Ce tome contient les épisodes 23 à 30, initialement parus en 1997/1998, écrits, dessinés et encrés par Stan Sakai, avec un lettrage de Sakai également. Ils sont en noir & blanc. Ce tome bénéficie d'une introduction écrite par Max Allan Collins (auteur de romans policiers et de comics, par exemple Ms. Tree, avec John Beatty).

(1) My father's swords – Miyamoto Usagi quitte le temple du prêtre Sanshobo en y laissant Murakami Gennosuke en convalescence. Il se dirige vers Atsuta, et rencontre Donboro Chiaki, le fils de Donboro Matsuo, un samouraï aux côtés duquel il a servi. (2) The demon flute – Usagi arrive dans un village où les ténèbres s'abattent la nuit, et des crimes sont commis, au son d'une flute, avec le passage d'un tokagé (gros lézard) albinos. (3) Momo-Usagi-Taro – S'apprêtant à manger un gâteau à la terrasse d'une auberge, Usagi voit un jeune orphelin dépenaillé devant. Il lui offre le gâteau, et se retrouve bientôt à en nourrir une ribambelle à qui il finit par raconter une histoire de samouraï né dans une pêche géante.

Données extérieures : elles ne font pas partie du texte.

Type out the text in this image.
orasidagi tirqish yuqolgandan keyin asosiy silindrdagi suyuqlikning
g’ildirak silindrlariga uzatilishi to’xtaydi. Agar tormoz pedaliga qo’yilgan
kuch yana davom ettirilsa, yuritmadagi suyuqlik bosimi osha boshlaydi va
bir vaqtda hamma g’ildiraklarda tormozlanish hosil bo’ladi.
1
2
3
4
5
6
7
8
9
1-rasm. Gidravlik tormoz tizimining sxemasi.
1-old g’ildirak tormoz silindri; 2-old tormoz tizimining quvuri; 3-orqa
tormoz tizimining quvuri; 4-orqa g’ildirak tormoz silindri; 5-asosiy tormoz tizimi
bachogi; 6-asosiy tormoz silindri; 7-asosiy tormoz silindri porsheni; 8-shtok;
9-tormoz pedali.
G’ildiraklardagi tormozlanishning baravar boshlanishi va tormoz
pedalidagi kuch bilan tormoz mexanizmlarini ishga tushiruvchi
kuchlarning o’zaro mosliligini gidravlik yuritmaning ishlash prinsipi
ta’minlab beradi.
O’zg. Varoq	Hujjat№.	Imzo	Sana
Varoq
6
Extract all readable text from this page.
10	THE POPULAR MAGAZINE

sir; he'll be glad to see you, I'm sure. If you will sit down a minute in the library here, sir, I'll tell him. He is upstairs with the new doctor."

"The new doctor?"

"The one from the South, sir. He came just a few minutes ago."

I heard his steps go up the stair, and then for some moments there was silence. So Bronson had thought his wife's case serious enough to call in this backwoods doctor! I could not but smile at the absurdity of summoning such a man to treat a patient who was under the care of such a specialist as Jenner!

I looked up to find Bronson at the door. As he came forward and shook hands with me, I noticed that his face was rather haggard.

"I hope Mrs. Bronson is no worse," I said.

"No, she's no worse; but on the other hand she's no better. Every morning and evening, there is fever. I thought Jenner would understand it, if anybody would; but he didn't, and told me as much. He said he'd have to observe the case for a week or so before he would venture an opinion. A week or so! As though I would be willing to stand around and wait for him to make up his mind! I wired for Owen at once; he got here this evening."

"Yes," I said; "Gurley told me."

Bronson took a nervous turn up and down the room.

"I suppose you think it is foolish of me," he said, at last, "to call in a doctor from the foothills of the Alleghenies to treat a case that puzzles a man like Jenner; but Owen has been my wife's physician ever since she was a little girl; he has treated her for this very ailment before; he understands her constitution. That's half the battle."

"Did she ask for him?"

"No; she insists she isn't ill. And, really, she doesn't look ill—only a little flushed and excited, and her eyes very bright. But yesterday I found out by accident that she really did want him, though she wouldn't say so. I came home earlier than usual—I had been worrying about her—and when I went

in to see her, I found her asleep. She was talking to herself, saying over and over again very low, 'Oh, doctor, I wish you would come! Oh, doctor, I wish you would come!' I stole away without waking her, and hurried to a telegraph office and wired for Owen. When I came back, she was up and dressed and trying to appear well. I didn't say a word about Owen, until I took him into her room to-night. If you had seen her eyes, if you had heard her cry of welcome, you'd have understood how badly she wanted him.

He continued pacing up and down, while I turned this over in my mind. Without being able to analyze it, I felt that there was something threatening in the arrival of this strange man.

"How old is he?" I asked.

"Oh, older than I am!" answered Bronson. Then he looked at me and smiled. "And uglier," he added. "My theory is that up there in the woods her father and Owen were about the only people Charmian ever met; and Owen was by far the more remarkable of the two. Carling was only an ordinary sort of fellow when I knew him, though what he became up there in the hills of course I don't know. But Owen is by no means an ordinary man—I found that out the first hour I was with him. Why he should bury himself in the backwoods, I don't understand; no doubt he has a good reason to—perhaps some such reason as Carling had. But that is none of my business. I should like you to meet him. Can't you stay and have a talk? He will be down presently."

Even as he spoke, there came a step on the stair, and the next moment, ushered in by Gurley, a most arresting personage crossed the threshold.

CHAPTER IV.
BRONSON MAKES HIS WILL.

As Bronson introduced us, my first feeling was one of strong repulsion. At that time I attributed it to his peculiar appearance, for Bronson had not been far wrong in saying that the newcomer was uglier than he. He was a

(4) The case of the hairpin murders – Arrivé en ville, Miyamoto Usagi recherche l'inspecteur pour réclamer la prime pour la capture du brigand Hosuku. En chemin, il se retrouve sur une scène de crime où il fait part de ses observations : un meurtre avec une épingle à cheveux. Il va faire équipe avec l'inspecteur Ishida pour élucider ce meurtre qui implique la troupe de saltimbanques Unagiyama, le chambellan Toyofuku et peut-être même le seigneur Yamahashi. (5) The courtesean – Usagi Yojimbo croise pour la deuxième fois Yoshino, une jeune femme furtive. Puis il contemple comme le reste de la foule, la procession de Dame Maple, la courtisane la plus réputée de la ville, qui lui fait parvenir une invitation. (6) Taméshigiri – Plusieurs rônins se font agresser des soirs différents dans la ville, alors qu'ils rentrent chez eux en sortant d'un débit de boisson. L'inspecteur Ishida mène l'enquête en profitant de l'aide d'Usagi Yojimbo.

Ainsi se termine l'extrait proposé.